You still can’t quite believe it.
You’re holding your official statement from the tax department (motto: “What’s yours is ours—eventually.”) But instead of telling you how much you owe and which kidney you’re better off selling, there’s actually a cheque at the bottom.
The tax department is actually giving you a refund.
And unlike the ones you’ve had before, this one has more numbers before the decimal point than after it.
So now you’re thinking about the best way to use the money. Do you put it towards the mortgage, pay off your credit card, or maybe invest it in…
Ha! Just kidding. What you really want to do is buy a new television. A big one you can actually watch from the couch instead of needing to sit a metre in front of it.

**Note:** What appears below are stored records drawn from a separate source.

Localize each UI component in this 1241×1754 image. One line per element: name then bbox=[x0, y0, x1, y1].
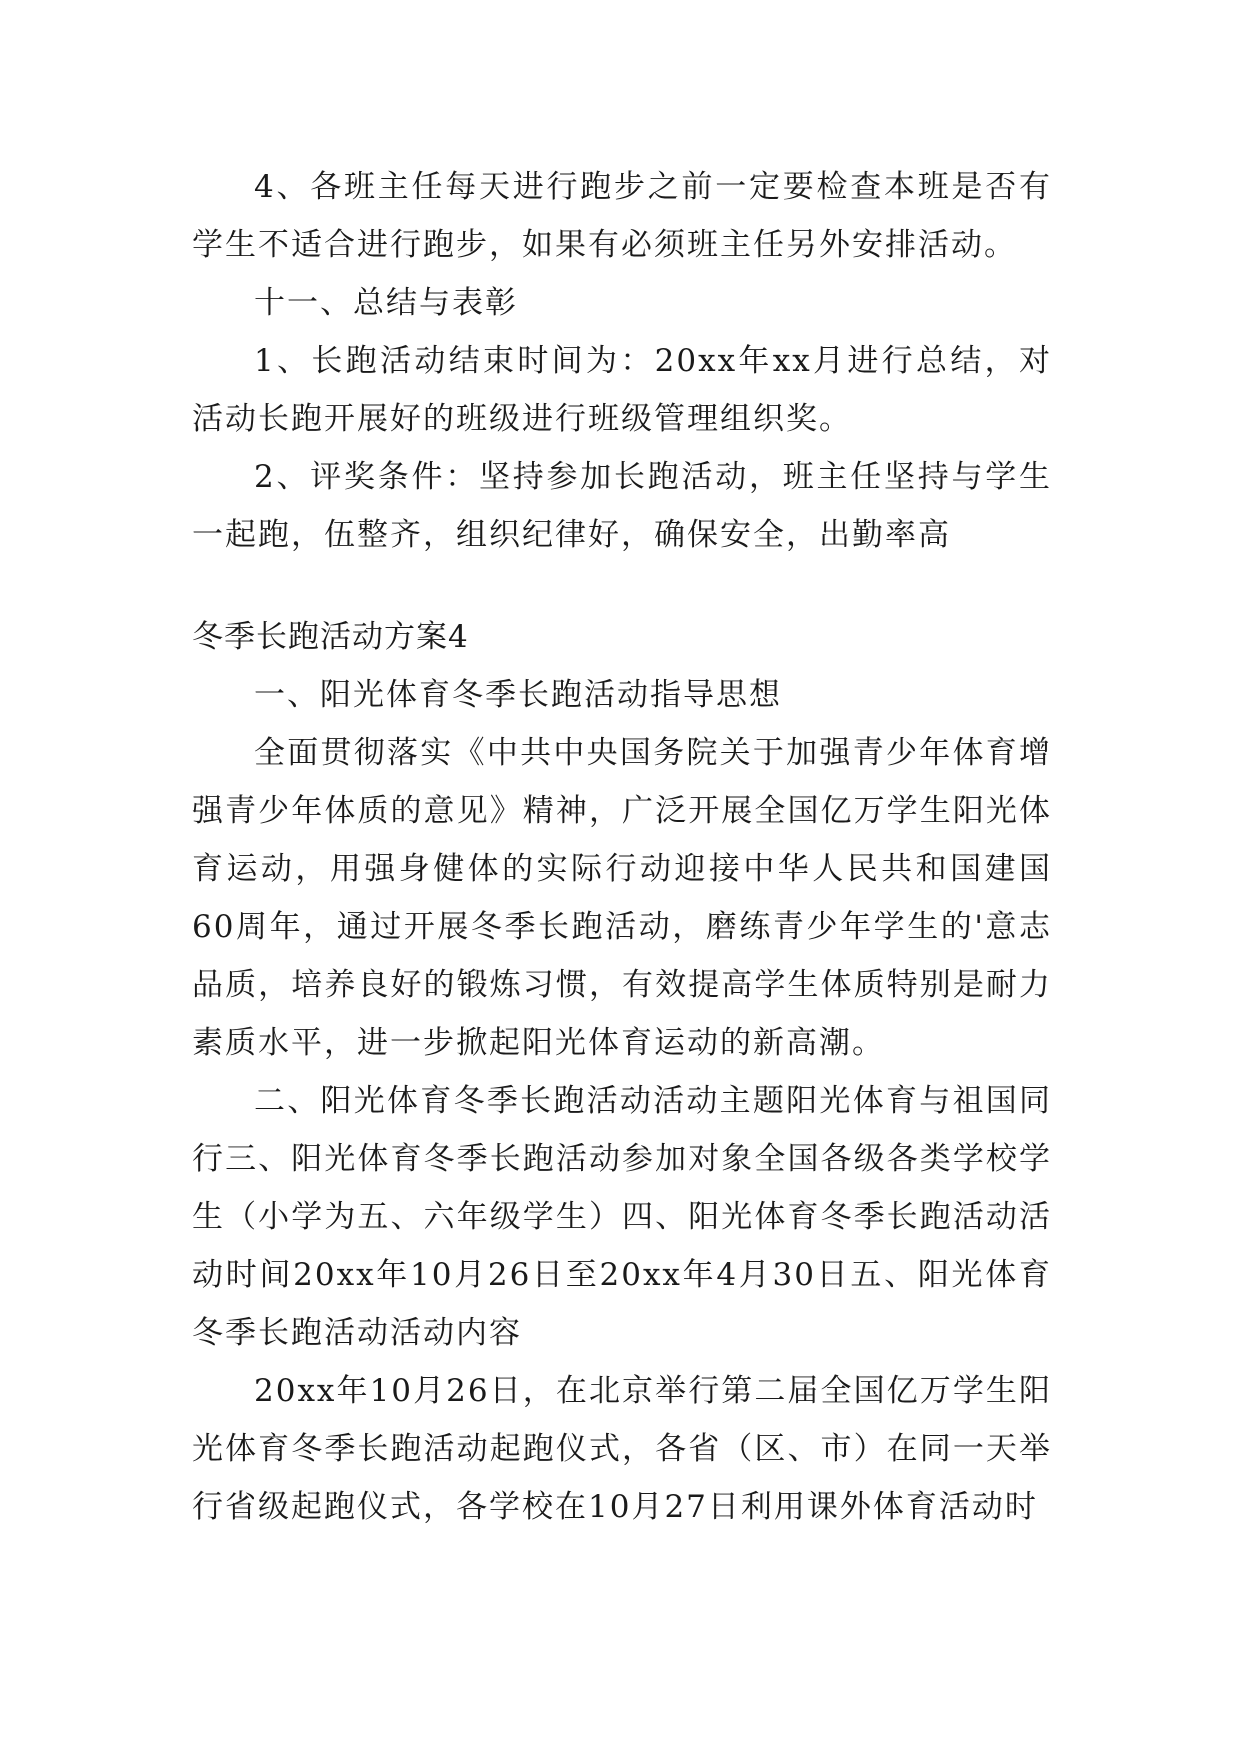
paragraph-opening-ceremony: 20xx年10月26日，在北京举行第二届全国亿万学生阳光体育冬季长跑活动起跑仪式，各省（区、市）在同一天举行省级起跑仪式，各学校在10月27日利用课外体育活动时 bbox=[192, 1373, 1052, 1525]
paragraph-item-4: 4、各班主任每天进行跑步之前一定要检查本班是否有学生不适合进行跑步，如果有必须班主任另外安排活动。 bbox=[192, 169, 1052, 263]
paragraph-ideology: 全面贯彻落实《中共中央国务院关于加强青少年体育增强青少年体质的意见》精神，广泛开展全国亿万学生阳光体育运动，用强身健体的实际行动迎接中华人民共和国建国60周年，通过开展冬季长跑活动，磨练青少年学生的'意志品质，培养良好的锻炼习惯，有效提高学生体质特别是耐力素质水平，进一步掀起阳光体育运动的新高潮。 bbox=[192, 735, 1052, 1061]
paragraph-item-2: 2、评奖条件：坚持参加长跑活动，班主任坚持与学生一起跑，伍整齐，组织纪律好，确保安全，出勤率高 bbox=[192, 459, 1052, 553]
paragraph-item-1: 1、长跑活动结束时间为：20xx年xx月进行总结，对活动长跑开展好的班级进行班级管理组织奖。 bbox=[192, 343, 1052, 437]
paragraph-theme-participants-time: 二、阳光体育冬季长跑活动活动主题阳光体育与祖国同行三、阳光体育冬季长跑活动参加对象全国各级各类学校学生（小学为五、六年级学生）四、阳光体育冬季长跑活动活动时间20xx年10月26日至20xx年4月30日五、阳光体育冬季长跑活动活动内容 bbox=[192, 1083, 1052, 1351]
section-title: 冬季长跑活动方案4 bbox=[192, 619, 469, 655]
heading-summary-awards: 十一、总结与表彰 bbox=[254, 285, 518, 321]
document-body bbox=[192, 158, 1052, 1536]
heading-guiding-ideology: 一、阳光体育冬季长跑活动指导思想 bbox=[254, 677, 782, 713]
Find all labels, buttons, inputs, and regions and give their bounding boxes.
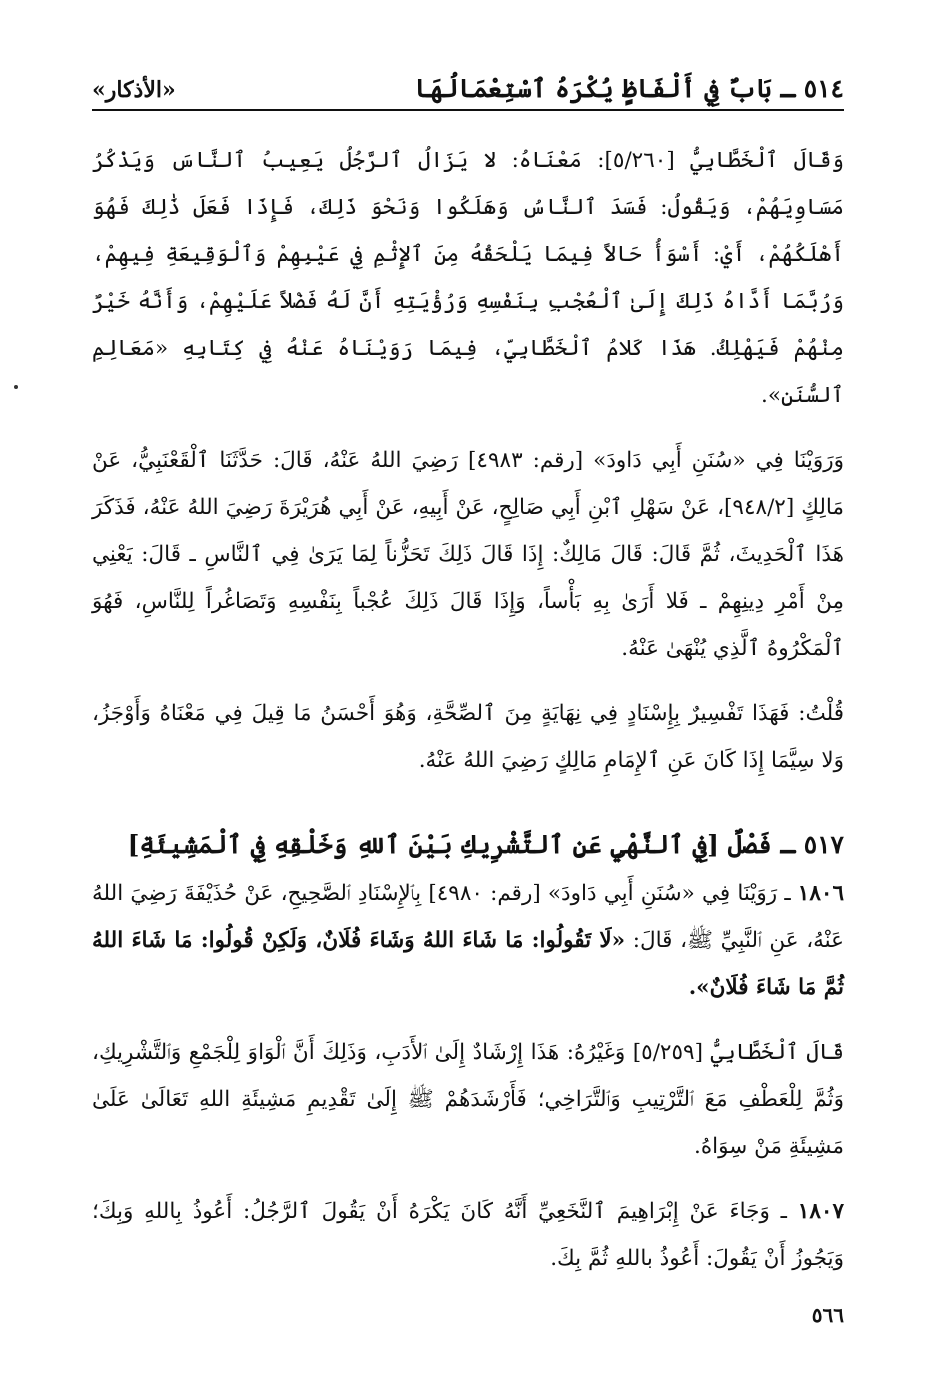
paragraph-commentary: قُلْتُ: فَهَذَا تَفْسِيرٌ بِإِسْنَادٍ فِي نِهَايَةٍ مِنَ ٱلصِّحَّةِ، وَهُوَ أَحْسَنُ مَا قِيلَ فِي مَعْنَاهُ وَأَوْجَزُ، وَلا سِيَّمَا إِذَا كَانَ عَنِ ٱلإِمَامِ مَالِكٍ رَضِيَ اللهُ عَنْهُ. — [92, 701, 844, 773]
hadith-number: ١٨٠٦ — [797, 881, 844, 906]
hadith-quote: «لَا تَقُولُوا: مَا شَاءَ اللهُ وَشَاءَ فُلَانٌ، وَلَكِنْ قُولُوا: مَا شَاءَ اللهُ ثُمَّ مَا شَاءَ فُلَانٌ». — [92, 928, 844, 1000]
section-heading: ٥١٧ ـ فَصْلٌ [فِي ٱلنَّهْيِ عَنِ ٱلتَّشْرِيكِ بَيْنَ ٱللهِ وَخَلْقِهِ فِي ٱلْمَشِيئَةِ] — [127, 830, 844, 859]
hadith-1807 — [92, 1188, 844, 1282]
hadith-1806 — [92, 870, 844, 1011]
hadith-number: ١٨٠٧ — [797, 1199, 844, 1224]
book-title: «الأذكار» — [92, 77, 176, 103]
chapter-title: ٥١٤ ـ بَابٌ فِي أَلْفَاظٍ يُكْرَهُ ٱسْتِعْمَالُهَا — [414, 74, 844, 103]
paragraph-khattabi-adab: قَالَ ٱلْخَطَّابِيُّ [٥/٢٥٩] وَغَيْرُهُ: هَذَا إِرْشَادٌ إِلَىٰ ٱلأَدَبِ، وَذَلِكَ أَنَّ ٱلْوَاوَ لِلْجَمْعِ وَٱلتَّشْرِيكِ، وَثُمَّ لِلْعَطْفِ مَعَ ٱلتَّرْتِيبِ وَٱلتَّرَاخِي؛ فَأَرْشَدَهُمْ ﷺ إِلَىٰ تَقْدِيمِ مَشِيئَةِ اللهِ تَعَالَىٰ عَلَىٰ مَشِيئَةِ مَنْ سِوَاهُ. — [92, 1040, 844, 1159]
hadith-text: ـ رَوَيْنَا فِي «سُنَنِ أَبِي دَاودَ» [رقم: ٤٩٨٠] بِٱلإِسْنَادِ ٱلصَّحِيحِ، عَنْ حُذَيْفَةَ رَضِيَ اللهُ عَنْهُ، عَنِ ٱلنَّبِيِّ ﷺ، قَالَ: — [92, 881, 844, 953]
page-number: ٥٦٦ — [811, 1303, 844, 1327]
book-page — [92, 55, 844, 1345]
hadith-text: ـ وَجَاءَ عَنْ إِبْرَاهِيمَ ٱلنَّخَعِيِّ أَنَّهُ كَانَ يَكْرَهُ أَنْ يَقُولَ ٱلرَّجُلُ: أَعُوذُ بِاللهِ وَبِكَ؛ وَيَجُوزُ أَنْ يَقُولَ: أَعُوذُ باللهِ ثُمَّ بِكَ. — [92, 1199, 844, 1271]
paragraph-khattabi-meaning: وَقَالَ ٱلْخَطَّابِيُّ [٥/٢٦٠]: مَعْنَاهُ: لا يَزَالُ ٱلرَّجُلُ يَعِيبُ ٱلنَّاسَ وَيَذْكُرُ مَسَاوِيَهُمْ، وَيَقُولُ: فَسَدَ ٱلنَّاسُ وَهَلَكُوا وَنَحْوَ ذَلِكَ، فَإِذَا فَعَلَ ذَٰلِكَ فَهُوَ أَهْلَكُهُمْ، أَيْ: أَسْوَأُ حَالاً فِيمَا يَلْحَقُهُ مِنَ ٱلإِثْمِ فِي عَيْبِهِمْ وَٱلْوَقِيعَةِ فِيهِمْ، وَرُبَّمَا أَدَّاهُ ذَلِكَ إِلَىٰ ٱلْعُجْبِ بِنَفْسِهِ وَرُؤْيَتِهِ أَنَّ لَهُ فَضْلاً عَلَيْهِمْ، وَأَنَّهُ خَيْرٌ مِنْهُمْ فَيَهْلِكُ. هَذَا كَلامُ ٱلْخَطَّابِيِّ، فِيمَا رَوَيْنَاهُ عَنْهُ فِي كِتَابِهِ «مَعَالِمِ ٱلسُّنَنِ». — [92, 148, 844, 408]
page-header — [92, 55, 844, 111]
stray-mark — [14, 385, 18, 389]
paragraph-abu-dawud-narration: وَرَوَيْنَا فِي «سُنَنِ أَبِي دَاودَ» [رقم: ٤٩٨٣] رَضِيَ اللهُ عَنْهُ، قَالَ: حَدَّثَنَا ٱلْقَعْنَبِيُّ، عَنْ مَالِكٍ [٩٤٨/٢]، عَنْ سَهْلِ ٱبْنِ أَبِي صَالِحٍ، عَنْ أَبِيهِ، عَنْ أَبِي هُرَيْرَةَ رَضِيَ اللهُ عَنْهُ، فَذَكَرَ هَذَا ٱلْحَدِيثَ، ثُمَّ قَالَ: قَالَ مَالِكٌ: إِذَا قَالَ ذَلِكَ تَحَزُّناً لِمَا يَرَىٰ فِي ٱلنَّاسِ ـ قَالَ: يَعْنِي مِنْ أَمْرِ دِينِهِمْ ـ فَلا أَرَىٰ بِهِ بَأْساً، وَإِذَا قَالَ ذَلِكَ عُجْباً بِنَفْسِهِ وَتَصَاغُراً لِلنَّاسِ، فَهُوَ ٱلْمَكْرُوهُ ٱلَّذِي يُنْهَىٰ عَنْهُ. — [92, 448, 844, 661]
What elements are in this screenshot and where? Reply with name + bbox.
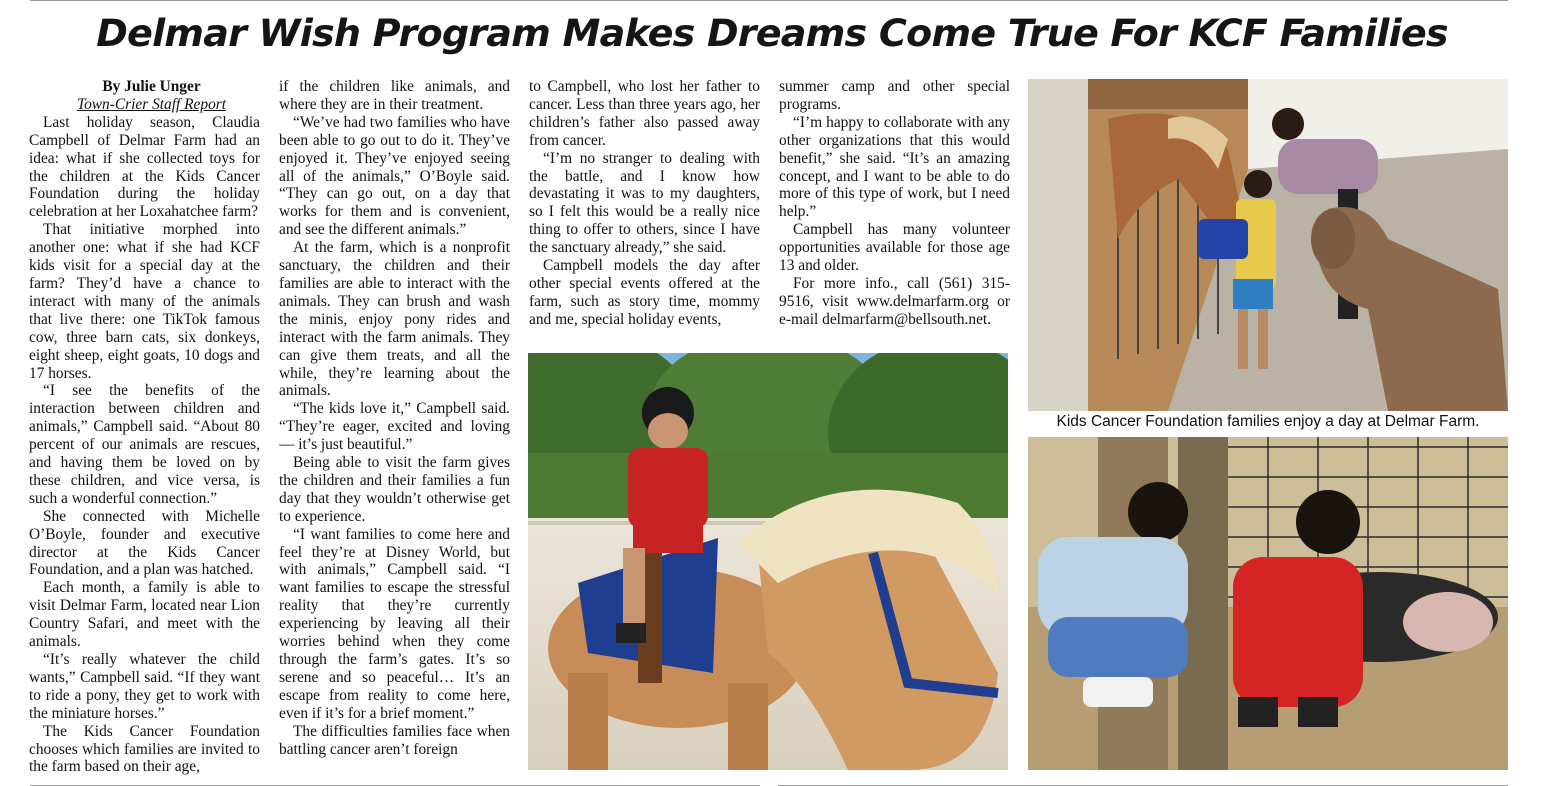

And speaking of couches, you want to get a new one of them as well. You’re sick of sinking so far down you need a grappling hook to get out again. You can even reclaim the blanket that’s currently hiding all the rips and tears.
The question is, what do you do with the old ones?
You could do what most people do—haul them out onto your nature strip and hope someone will take them off your hands. But while the TV may find a new home, there’s a good chance the couch may become a permanent fixture. (Even the council has to draw the line somewhere.)
Worse still, you may even find your neighbours sitting on it, complaining they can’t get anything on the TV. (You’re pretty sure they came from the shallow end of the gene pool.)
Or you can forget all the dramas and just call Brizzy Rubbish Removals. They’ll swing by your house, pick them up and take them away for you. You don’t even have to haul them outside. They’ll do all the heavy lifting for you.
And unlike your neighbours they won’t yell out “Geez, what’s that smell?” at the top of their lungs on the way out.
On second thoughts, maybe you should haul them out onto the nature strip first and then call Brizzy Rubbish Removals.
If you’re lucky, they’ll take your neighbours away too.